ルーム

実家がある熊本で大きな地震があった。同じ頃、ストレートネックに由来する首痛、肩こりでろくに仕事もできない状態になった。まさにふんだりけったりな状況で、とても映画館に通う気分でも体調でもなかったのだが、実家のライフラインも復旧し、自分の首肩も少しだけましになってきた、ということで久しぶりの映画。みたい映画たまりすぎ、、、の状況のなか、まずは恐ろしく評判の良い「ルーム」へ。

評判どおりの素晴らしい映画だった。母親、いや父親だって、子どもを育てた経験がある人にはぐっさり刺さる映画。たぶんだけど子育ての経験がなくなって、自分の子ども時代を思い出して胸が痛くなるのではないだろうか。

距離の近さゆえに時として必要以上に残酷になりうる親子という関係性。「監禁された納屋」という特殊状況がさらにその残酷さを強化しているのは言うまでもないが、たとえそうでなくても、親子とはそういうものだ。感情と感情がぶつりかりあう瞬間をぐいっと寄ったカメラが容赦なく捉えていく。無垢さゆえの言葉に深く傷つけられる母。言葉にしきれない傷を耐えし忍ぶ子。

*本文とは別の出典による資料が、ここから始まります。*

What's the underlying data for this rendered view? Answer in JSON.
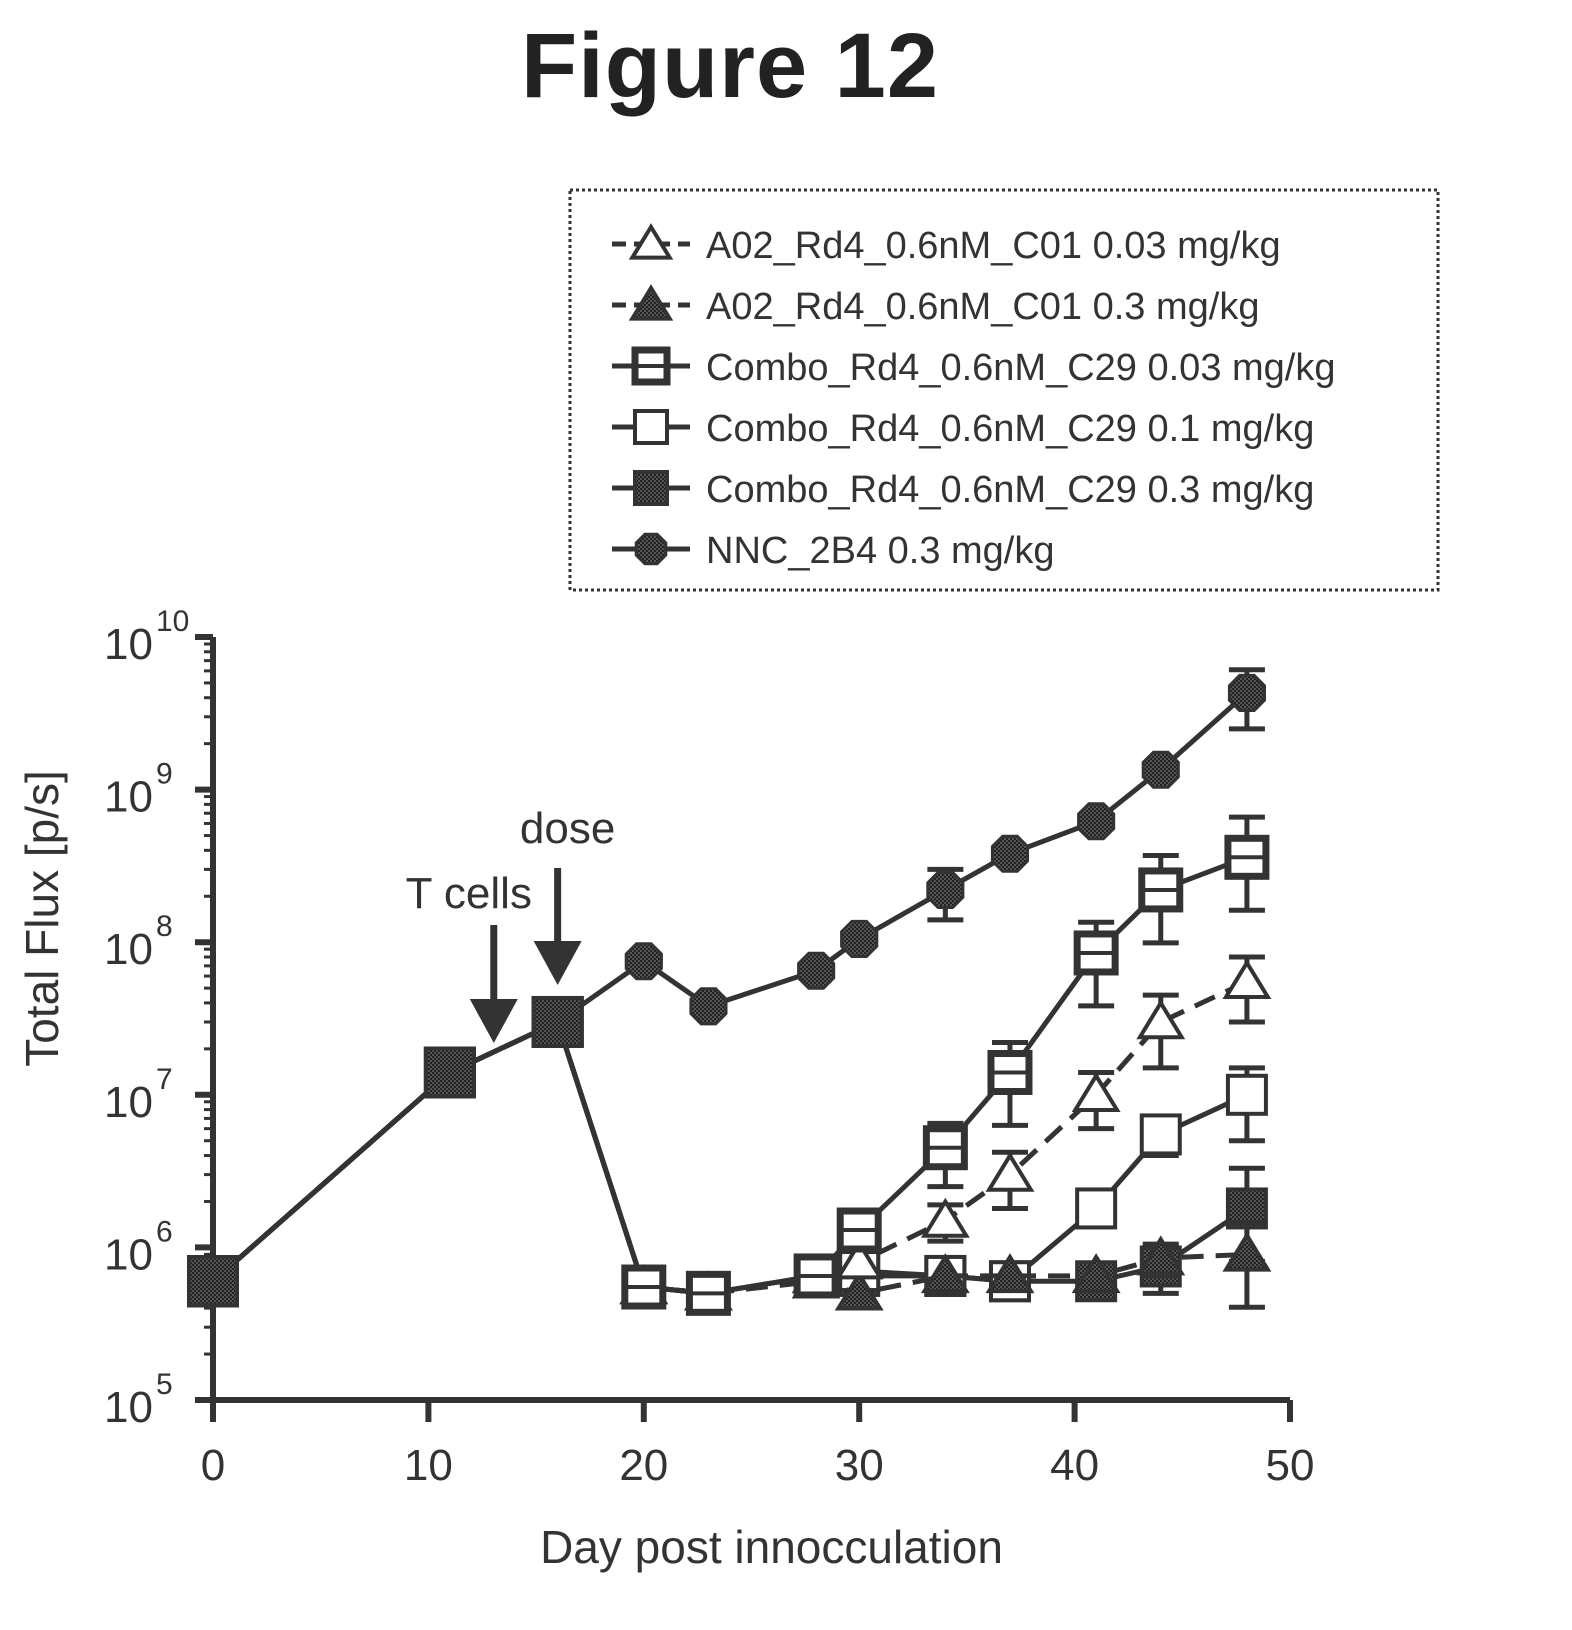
{
  "figure_title": "Figure 12",
  "chart_data": {
    "type": "line",
    "xlabel": "Day post innocculation",
    "ylabel": "Total Flux [p/s]",
    "xlim": [
      0,
      50
    ],
    "ylim": [
      100000,
      10000000000
    ],
    "yscale": "log",
    "x_ticks": [
      "0",
      "10",
      "20",
      "30",
      "40",
      "50"
    ],
    "y_ticks": [
      {
        "base": "10",
        "exp": "5",
        "value": 100000
      },
      {
        "base": "10",
        "exp": "6",
        "value": 1000000
      },
      {
        "base": "10",
        "exp": "7",
        "value": 10000000
      },
      {
        "base": "10",
        "exp": "8",
        "value": 100000000
      },
      {
        "base": "10",
        "exp": "9",
        "value": 1000000000
      },
      {
        "base": "10",
        "exp": "10",
        "value": 10000000000
      }
    ],
    "legend_position": "top-right",
    "annotations": [
      {
        "text": "T cells",
        "x": 13.5
      },
      {
        "text": "dose",
        "x": 16
      }
    ],
    "series": [
      {
        "name": "A02_Rd4_0.6nM_C01 0.03 mg/kg",
        "marker": "triangle-open",
        "line": "dashed",
        "x": [
          0,
          11,
          16,
          20,
          23,
          28,
          30,
          34,
          37,
          41,
          44,
          48
        ],
        "y": [
          600000,
          14000000,
          30000000,
          550000,
          500000,
          650000,
          800000,
          1500000,
          3000000,
          10000000,
          30000000,
          55000000
        ],
        "err": [
          0,
          0,
          0,
          0,
          0,
          0,
          0,
          400000,
          1200000,
          4000000,
          15000000,
          25000000
        ]
      },
      {
        "name": "A02_Rd4_0.6nM_C01 0.3 mg/kg",
        "marker": "triangle-filled",
        "line": "dashed",
        "x": [
          0,
          11,
          16,
          20,
          23,
          28,
          30,
          34,
          37,
          41,
          44,
          48
        ],
        "y": [
          600000,
          14000000,
          30000000,
          550000,
          500000,
          600000,
          500000,
          650000,
          650000,
          650000,
          850000,
          900000
        ],
        "err": [
          0,
          0,
          0,
          0,
          0,
          0,
          0,
          0,
          0,
          0,
          200000,
          550000
        ]
      },
      {
        "name": "Combo_Rd4_0.6nM_C29 0.03 mg/kg",
        "marker": "square-half",
        "line": "solid",
        "x": [
          0,
          11,
          16,
          20,
          23,
          28,
          30,
          34,
          37,
          41,
          44,
          48
        ],
        "y": [
          600000,
          14000000,
          30000000,
          550000,
          500000,
          650000,
          1300000,
          4500000,
          14000000,
          85000000,
          220000000,
          360000000
        ],
        "err": [
          0,
          0,
          0,
          0,
          0,
          0,
          300000,
          2000000,
          8000000,
          50000000,
          150000000,
          300000000
        ]
      },
      {
        "name": "Combo_Rd4_0.6nM_C29 0.1 mg/kg",
        "marker": "square-open",
        "line": "solid",
        "x": [
          0,
          11,
          16,
          20,
          23,
          28,
          30,
          34,
          37,
          41,
          44,
          48
        ],
        "y": [
          600000,
          14000000,
          30000000,
          550000,
          500000,
          650000,
          700000,
          650000,
          600000,
          1800000,
          5500000,
          10000000
        ],
        "err": [
          0,
          0,
          0,
          0,
          0,
          0,
          0,
          0,
          0,
          400000,
          1500000,
          5000000
        ]
      },
      {
        "name": "Combo_Rd4_0.6nM_C29 0.3 mg/kg",
        "marker": "square-filled",
        "line": "solid",
        "x": [
          0,
          11,
          16,
          20,
          23,
          28,
          30,
          34,
          37,
          41,
          44,
          48
        ],
        "y": [
          600000,
          14000000,
          30000000,
          550000,
          500000,
          650000,
          650000,
          650000,
          600000,
          600000,
          750000,
          1800000
        ],
        "err": [
          0,
          0,
          0,
          0,
          0,
          0,
          0,
          0,
          0,
          0,
          250000,
          1500000
        ]
      },
      {
        "name": "NNC_2B4 0.3 mg/kg",
        "marker": "circle-filled",
        "line": "solid",
        "x": [
          0,
          11,
          16,
          20,
          23,
          28,
          30,
          34,
          37,
          41,
          44,
          48
        ],
        "y": [
          600000,
          14000000,
          30000000,
          75000000,
          38000000,
          65000000,
          105000000,
          220000000,
          380000000,
          620000000,
          1350000000,
          4300000000
        ],
        "err": [
          0,
          0,
          0,
          0,
          0,
          0,
          0,
          80000000,
          0,
          0,
          0,
          1800000000
        ]
      }
    ]
  }
}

その耐え難い濃密さからの脱出劇。それはもちろん、この映画のクライマックスのひとつで、空が開けた瞬間からもう涙が止まらなくなるのだが、この映画が凄まじいのは、そこで終わらせることなく、むしろ「その後」に主題を持ってきたことだ。「部屋に帰りたい」。とても小さな、ときに辛いこともあった、それでも、母とふたりの完璧な関係を保てた「部屋」に回帰したがる子。それもちろん、一種の子宮回帰なわけだが、そんな子に手を焼く母もまた、自らの経験を消化しきれず、自らを、他者を、そして大切な大切な子さえも傷つけてしまう。善人面したジャーナリズムの残酷さもリアルすぎるぐらいにリアル。

だからこそ、そんななかで少しずつ成長していく子の姿に涙ぐんでしまう。レゴで遊べるようになること。憧れのペット。海。空。本物の世界との出会い。そして友達。ひとつひとつのシーンが信じられないぐらい美しい。

ラストシーンも見事だった。ずっと狭かった画角がひっきに広がり、俯瞰のショット。見事。ほんとうに見事なラストシーンだった。映画って本当に素晴らしい。